Night came, and with it, one of my usual tasks: collecting the dishes. I always leave the study for last because while I do everything else, I keep an eye out to make sure Mr. Leggio isn't nearby. That way, I try to avoid him as much as possible, especially today, after the ice problem. To my misfortune, once inside the study and as I was putting everything on the tray, I heard the door close, and then footsteps. I didn't even want to look because I knew what was coming. He grabbed me by the hair, shook me, and punched me in the face, which immediately cut my lip and made me bleed. He pushed me hard, and I fell to the floor. Once there, he kicked my head, which made my nose bleed, and once I covered my face, he kicked me hard in the stomach, leaving me breathless.
"You just can't stop being so stupid. I can't believe that after all this time you don't learn. You're detestable."
And just as he came, he left.
It wasn't all because of the ice; he simply hated me, detested me.
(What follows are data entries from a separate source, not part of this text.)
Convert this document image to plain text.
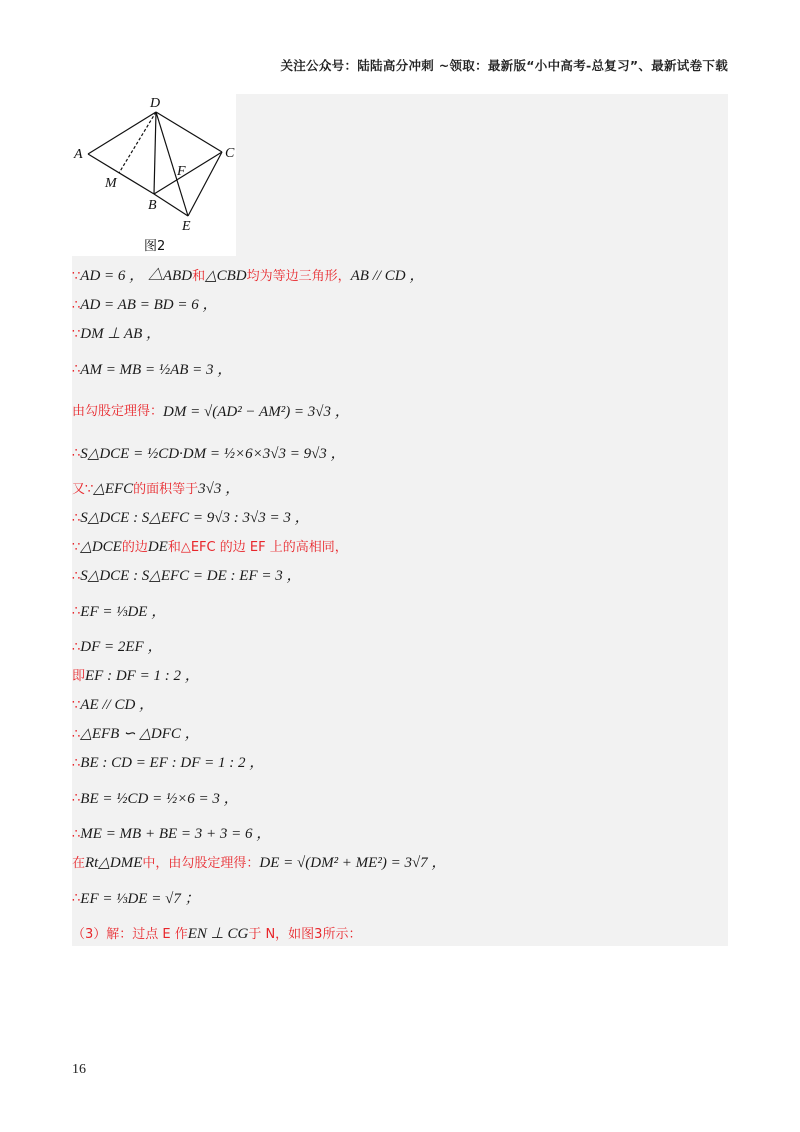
关注公众号：陆陆高分冲刺 ~领取：最新版“小中高考-总复习”、最新试卷下载
D
A	C
M
B
F
E
图2
∵ AD = 6 ， △ABD 和 △CBD 均为等边三角形， AB // CD ，
∴ AD = AB = BD = 6 ，
∵ DM ⊥ AB ，
∴ AM = MB = ½AB = 3 ，
由勾股定理得： DM = √(AD² − AM²) = 3√3 ，
∴ S△DCE = ½CD·DM = ½×6×3√3 = 9√3 ，
又∵ △EFC 的面积等于 3√3 ，
∴ S△DCE : S△EFC = 9√3 : 3√3 = 3 ，
∵ △DCE 的边 DE 和△EFC 的边 EF 上的高相同，
∴ S△DCE : S△EFC = DE : EF = 3 ，
∴ EF = ⅓DE ，
∴ DF = 2EF ，
即 EF : DF = 1 : 2 ，
∵ AE // CD ，
∴ △EFB ∽ △DFC ，
∴ BE : CD = EF : DF = 1 : 2 ，
∴ BE = ½CD = ½×6 = 3 ，
∴ ME = MB + BE = 3 + 3 = 6 ，
在 Rt△DME 中，由勾股定理得： DE = √(DM² + ME²) = 3√7 ，
∴ EF = ⅓DE = √7 ；
（3）解：过点 E 作 EN ⊥ CG 于 N，如图3所示：
16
I still didn't quite know why.
What little I knew was that my mother was a young Romanian gypsy woman. She had me young, perhaps before she was 20, or even younger. She died of an overdose. I don't have many memories of her, and although she wasn't mother of the year, she never mistreated me, not to this extent. From what little I know, from one of the social workers at the orphanage, she was in a gypsy community. I don't know when she met this man, my father, nor how he found out about my existence. I don't know if they had a relationship or if it was just a one-time thing, and here I am. I don't know how she ended up in Italy, if she was from here, if she has family. I know nothing about her, and there was no more information than what they could share with me.
He hates me, because I clearly must remind him of something he wants to forget, and perhaps my very existence is proof that it happened, that it existed.